MAVRIC SL, a multi-spectral MRI imaging sequence, reduces metallic susceptibility artifact to improve visualization near joint arthroplasty by acquiring 24 spectral bins of off-resonance data. Many implants require fewer bins, and this study uses a calibration scan to determine the number of bins necessary to permit an isotropic MAVRIC acquisition and a reduced TR isotropic MAVRIC acquisition. The isotropic MAVRIC images decreased blurring and improved visualization of the periprosthetic bone and synovium while retaining image quality. Lowering the TR decreased scan time but affected image interpretation. Isotropic MAVRIC acquisitions may improve the diagnostic capability of MAVRIC SL images.
This study was IRB approved. 47 patients (49 total hip arthroplasties) were enrolled: 20M/27F, 67.7 ± 10.4 y.o.. Images were generated using a clinical 1.5T scanner (GE Healthcare) with an 8 channel cardiac coil (Invivo). A calibration scan determined the number of spectral bins needed (2) (Matrix:128x32x24, TE/TR:7.2ms/1.4s, slice thickness:6mm, FOV:36-40cm, ETL:16, scan time:~35s). A 3D MAVRIC SL series (MVSL, TE/TR:8/4500ms, BW:±125kHz, FOV:38-44cm, Matrix:512x256, Slice Thickness:3.5mm, ETL:24, NEX:0.5) and an isotropic MAVRIC series (MVISO, TE/TR:8/3000ms, BW:±125kHz, FOV:38-44cm, voxel size:1.3mm3, ETL:48, NEX:0.5) were acquired. Additionally, an isotropic AutoTR MAVRIC SL series (AUTOMVISO) was acquired for 10 hips. The parameters for the AUTOMVISO were identical to the MVISO but used a scanner defined minimum TR to be within the range of 2500-3500ms.
Images were blinded and individually evaluated by 2 board certified radiologists for the presence of low signal intensity deposits, osteolysis, loosening, and synovial response classification. Images were also evaluated qualitatively for lesion conspicuity, tissue contrast, blurring, artifact pile-up, visualization of the synovium and periprosthetic bone, and overall quality. Grades were assigned using the scale: 1-poor/severe, 2-decent/moderate, 3-good/mild-none. Image quality among the three image acquisitions was compared using a mixed effects ordinal logistic regression model. Inter/intra-rater agreement across images was determined using Gwet’s agreement coefficient (AC1 for unweighted and AC2 for ordinal weighted agreement). Mean scan times were estimated, and significance was set at p<0.05.
The spectral calibration scan enabled the use of fewer bins (median: 14, range: 6-20). Mean AUTOMVISO scan times (5m33s±13s) were similar to MVSL scan times (5m51s±6s), and both were shorter than MVISO scan times (7m28s±6s, p<0.001). The radiologists had substantial to almost perfect inter-rater agreement for each image acquisition for a majority of clinical outcomes (16/21, 76%) and image quality outcomes (18/21, 86%, Tables 1,2). Inter-reader agreement of image quality outcomes depended on the type of acquisition, with reduced agreement found for conspicuity of lesion, blurring, and visualization of synovium and periprosthetic bone (Table 2) for MVSL images. Inter-reader clinical outcomes also depended on the acquisition, with reduced agreement found for synovial impression, presence of osteolysis, and detection of peri-acetabular osteolysis for AUTOMVISO imaging (Table 1).

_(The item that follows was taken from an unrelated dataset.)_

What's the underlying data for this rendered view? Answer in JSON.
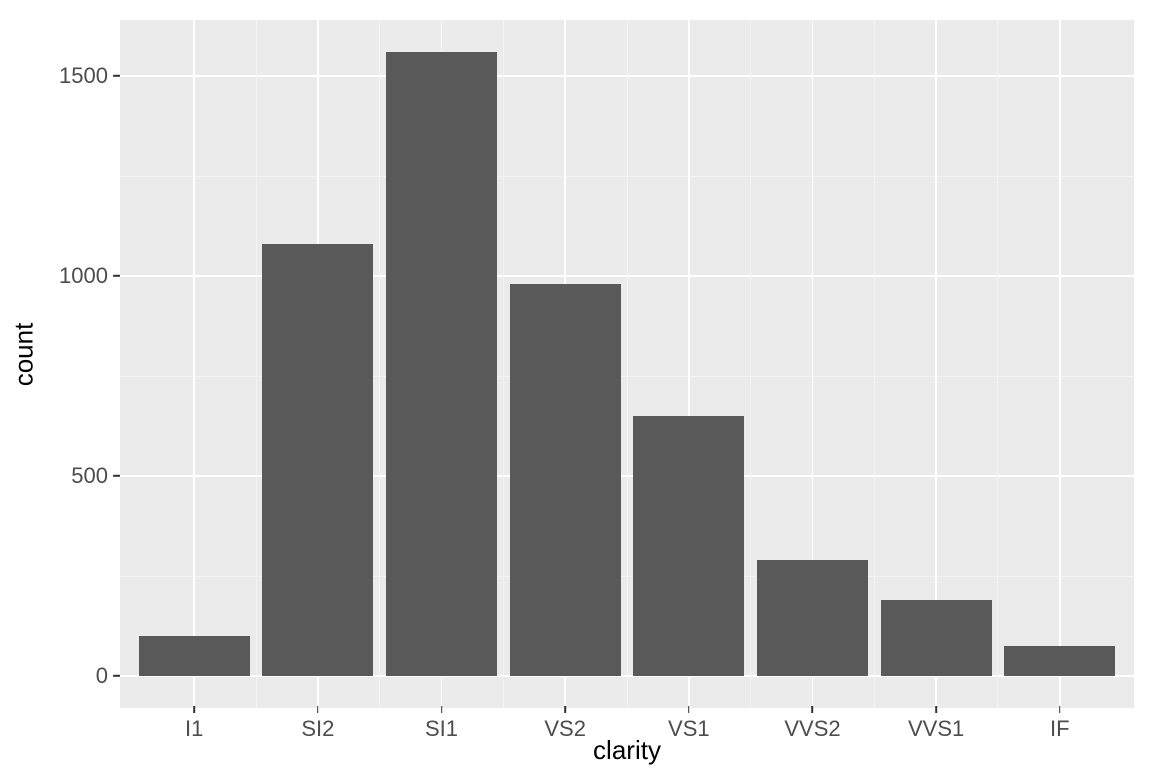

Isotropic acquisitions had
less blurring than MVSL (MVISO: Odds Ratio (OR)=1113.9, 95%CI:91.8-13,510,
p<0.001; AUTOMVISO: OR=46.3, 95%CI:7.6–283.3, p<0.001, Table 3, Figures 1,2).

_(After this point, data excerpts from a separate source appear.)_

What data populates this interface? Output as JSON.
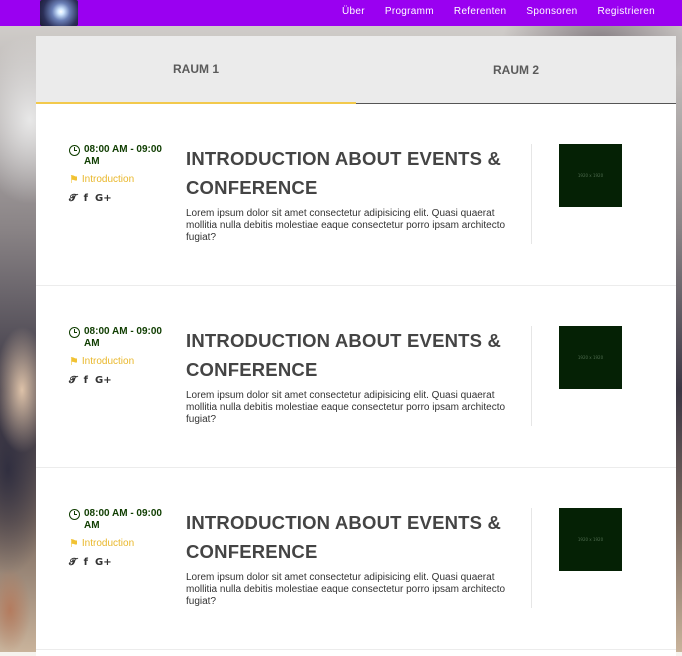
{
  "nav": {
    "links": [
      "Über",
      "Programm",
      "Referenten",
      "Sponsoren",
      "Registrieren"
    ]
  },
  "tabs": [
    "RAUM 1",
    "RAUM 2"
  ],
  "sessions": [
    {
      "time": "08:00 AM - 09:00 AM",
      "tag": "Introduction",
      "title": "INTRODUCTION ABOUT EVENTS & CONFERENCE",
      "description": "Lorem ipsum dolor sit amet consectetur adipisicing elit. Quasi quaerat mollitia nulla debitis molestiae eaque consectetur porro ipsam architecto fugiat?",
      "thumb_text": "1920 x 1920"
    },
    {
      "time": "08:00 AM - 09:00 AM",
      "tag": "Introduction",
      "title": "INTRODUCTION ABOUT EVENTS & CONFERENCE",
      "description": "Lorem ipsum dolor sit amet consectetur adipisicing elit. Quasi quaerat mollitia nulla debitis molestiae eaque consectetur porro ipsam architecto fugiat?",
      "thumb_text": "1920 x 1920"
    },
    {
      "time": "08:00 AM - 09:00 AM",
      "tag": "Introduction",
      "title": "INTRODUCTION ABOUT EVENTS & CONFERENCE",
      "description": "Lorem ipsum dolor sit amet consectetur adipisicing elit. Quasi quaerat mollitia nulla debitis molestiae eaque consectetur porro ipsam architecto fugiat?",
      "thumb_text": "1920 x 1920"
    }
  ],
  "icons": {
    "clock": "clock-icon",
    "tag": "tag-icon",
    "social": [
      "twitter-icon",
      "facebook-icon",
      "google-plus-icon"
    ]
  },
  "colors": {
    "navbar": "#9a00f1",
    "accent": "#f2c94c",
    "time": "#0f3d00"
  }
}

In addition, MVISO reduced blurring more than AUTOMVISO (OR=24.0, 95%CI:1.3–454.4,
p=0.03, Table 3). MVISO images improved visualization of the synovium (OR=4, 95%CI:1.4–11.4,
p=0.005) and the periprosthetic bone (OR=26.8, 95%CI:9.8–73.2, p<0.001) over
MVSL images, and AUTOMVISO images also improved visualization of the
periprosthetic bone (OR=6.8, 95%CI:1.4–33, p=0.012) (Figure 2). MVISO and
AUTOMVISO had similar display of synovium and periprosthetic bone.